La GC è data dal prodotto della frequenza cardiaca (fc) moltiplicata per la gittata sistolica (GS; ovvero la quantità di sangue pompata a ogni contrazione del cuore).
GC = GS * fc
Aumentando l’intensità dell’esercizio, per incrementare la GC, aumentano sia la fc che la GS; in una recente ricerca [4] è stato visto che il valore massimo di GS si otteneva alla deflessione cardiaca (cioè quella evidenziabile con il test Conconi); oltre tale punto, la GS diminuiva. Nei soggetti in cui non si presentava la deflessione, la GS incrementava fino alla fine del protocollo, cioè presumibilmente fino alla frequenza cardiaca massima. Servono ulteriori ricerche, ma è presumibile ipotizzare che
la deflessione cardiaca rifletta (quando rilevabile) un comportamento cardiaco, più precisamente il valore di fc alla quale la GS ottiene il suo massimo valore.
Attualmente è difficile ipotizzare quali siano i motivi fisiologici di tale comportamento; tra i tanti, il più probabile è quello di prevenire un sovraccarico cardiaco. È da precisare che gli atleti di endurance presentano il decremento della GS a intensità maggiori (in relazione alla Vamax) rispetto ai soggetti non allenati.

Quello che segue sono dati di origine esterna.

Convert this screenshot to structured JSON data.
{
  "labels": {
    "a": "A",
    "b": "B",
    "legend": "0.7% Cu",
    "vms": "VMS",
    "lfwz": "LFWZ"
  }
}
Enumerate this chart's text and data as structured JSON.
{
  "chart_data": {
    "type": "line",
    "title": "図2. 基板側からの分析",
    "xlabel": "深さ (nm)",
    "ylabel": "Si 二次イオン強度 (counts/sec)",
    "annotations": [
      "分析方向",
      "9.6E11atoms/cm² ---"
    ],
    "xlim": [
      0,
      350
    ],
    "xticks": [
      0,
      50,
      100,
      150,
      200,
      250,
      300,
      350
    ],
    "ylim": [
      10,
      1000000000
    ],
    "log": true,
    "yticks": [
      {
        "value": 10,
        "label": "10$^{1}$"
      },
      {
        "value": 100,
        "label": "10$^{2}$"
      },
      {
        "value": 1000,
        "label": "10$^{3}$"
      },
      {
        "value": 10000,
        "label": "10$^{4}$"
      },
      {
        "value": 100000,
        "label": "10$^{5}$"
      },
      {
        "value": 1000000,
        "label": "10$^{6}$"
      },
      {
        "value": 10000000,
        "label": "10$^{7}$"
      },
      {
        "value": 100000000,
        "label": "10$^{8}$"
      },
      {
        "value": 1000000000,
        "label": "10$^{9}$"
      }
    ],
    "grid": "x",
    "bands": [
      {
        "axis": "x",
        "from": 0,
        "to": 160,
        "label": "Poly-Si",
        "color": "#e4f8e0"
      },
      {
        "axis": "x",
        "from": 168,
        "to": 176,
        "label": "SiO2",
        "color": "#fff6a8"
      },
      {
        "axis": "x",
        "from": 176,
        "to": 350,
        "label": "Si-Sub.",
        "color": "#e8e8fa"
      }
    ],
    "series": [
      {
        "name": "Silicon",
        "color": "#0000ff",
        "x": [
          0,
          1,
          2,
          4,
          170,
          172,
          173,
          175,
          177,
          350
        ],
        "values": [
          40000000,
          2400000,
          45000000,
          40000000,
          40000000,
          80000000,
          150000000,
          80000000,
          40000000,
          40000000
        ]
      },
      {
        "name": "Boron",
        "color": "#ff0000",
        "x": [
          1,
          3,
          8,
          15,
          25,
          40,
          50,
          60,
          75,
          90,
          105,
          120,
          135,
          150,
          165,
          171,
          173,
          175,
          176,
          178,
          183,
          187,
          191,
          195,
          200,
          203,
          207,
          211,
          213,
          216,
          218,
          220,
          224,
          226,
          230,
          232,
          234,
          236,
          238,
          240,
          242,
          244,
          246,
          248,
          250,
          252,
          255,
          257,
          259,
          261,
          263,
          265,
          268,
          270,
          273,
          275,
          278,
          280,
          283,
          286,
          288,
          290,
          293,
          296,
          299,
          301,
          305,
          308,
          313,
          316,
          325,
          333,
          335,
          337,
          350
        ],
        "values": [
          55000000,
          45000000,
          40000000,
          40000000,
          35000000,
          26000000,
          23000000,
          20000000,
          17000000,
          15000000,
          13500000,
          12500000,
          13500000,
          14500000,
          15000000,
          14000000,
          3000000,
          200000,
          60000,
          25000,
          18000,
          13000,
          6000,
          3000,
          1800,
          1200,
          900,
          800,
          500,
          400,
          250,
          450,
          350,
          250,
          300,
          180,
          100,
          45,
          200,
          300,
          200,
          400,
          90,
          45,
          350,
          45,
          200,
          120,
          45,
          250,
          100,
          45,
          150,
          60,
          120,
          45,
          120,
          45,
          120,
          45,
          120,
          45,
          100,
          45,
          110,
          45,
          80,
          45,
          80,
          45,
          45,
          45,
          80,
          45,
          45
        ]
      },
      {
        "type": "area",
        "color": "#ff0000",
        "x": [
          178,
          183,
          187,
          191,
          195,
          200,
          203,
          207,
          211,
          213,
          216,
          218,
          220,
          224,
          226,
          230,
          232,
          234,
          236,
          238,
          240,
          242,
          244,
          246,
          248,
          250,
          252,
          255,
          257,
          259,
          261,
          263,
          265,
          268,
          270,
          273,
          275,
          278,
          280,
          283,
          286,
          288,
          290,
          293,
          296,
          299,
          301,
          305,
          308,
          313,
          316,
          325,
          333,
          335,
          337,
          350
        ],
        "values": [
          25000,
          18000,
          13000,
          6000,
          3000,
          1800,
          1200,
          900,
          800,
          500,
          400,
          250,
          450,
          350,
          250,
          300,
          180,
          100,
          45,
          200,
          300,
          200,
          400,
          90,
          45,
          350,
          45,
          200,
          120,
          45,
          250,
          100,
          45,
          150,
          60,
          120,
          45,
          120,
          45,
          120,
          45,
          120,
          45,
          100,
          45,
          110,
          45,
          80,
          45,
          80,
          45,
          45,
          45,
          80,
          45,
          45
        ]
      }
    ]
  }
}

Generalmente il test Conconi viene eseguito in pista, utilizzando un cardiofrequenzimetro per registrare la frequenza cardiaca
Conclusioni
L’utilizzo del test Conconi come protocollo di routine per tutti gli atleti non è consigliabile, in quanto non per tutti si presenta la deflessione. Ecco le possibili alternative:
- utilizzo della calcolatrice di Riegel: da una prestazione effettuata in maniera tatticamente corretta permette di accedere in maniera sommaria a una previsione (dopo un periodo di allenamento specifico) su una distanza diversa.
- Utilizzo di diversi test specifici per le rispettive distanze: vedi sezione Corsa.
- Aggiustamento del ritmo di gara in base ai ritmi che si riescono a tenere negli allenamenti specifici. In altre parole, data una tabella di allenamento, si modifica il ritmo gara in base alla riuscita o no dei ritmi teorici imposti nelle sedute specifiche.
N.B.: come si vede nei consigli soprariportati non si parla di soglia anaerobica. Essa rimane, infatti, un’intensità di esercizio puramente teorica; in altre parole è importante per la comprensione della prestazione e dell’allenamento, ma non per stilare i ritmi. Non rappresenta infatti una barriera netta oltre la quale il nostro organismo va immediatamente in crisi [2] come molte volte si è portati a credere; se si vuole calcolare la SAN esclusivamente a scopi statistici per un amatore è possibile ottenerla da una semplice formula.
Bibliografia
[1] Bodner ME, Rhodes EC. A review of the concept of the heart rate deflection point. Sports Med. 2000 Jul; 30(1): 31-46.
[2] Bonarrigo M, Sassi A. Dalla parte del ciclismo. Sperling e Kupfer Editori. 2004. Milano.
[3] Cazorla G. La valutazione delle capacità aerobiche. SDS N° 67 (Ottobre-Dicembre 2005) pag. 22.
[4] Lepretre PM, Foster C, Koralsztein JP, Billat VL. Heart rate deflection point as a strategy to defend stroke volume during incremental exercise. J Appl Physiol. 2005 May; 98(5): 1660-5. Epub 2004 Dec 23.
[5] Simoes HG, Denadai BS, Baldissera V, Campbell CS, Hill DW. Relationships and significance of lactate minimum, critical velocity, heart rate deflection and 3000 m track-tests for running. J Sports Med Phys Fitness. 2005 Dec; 45(4):441-51.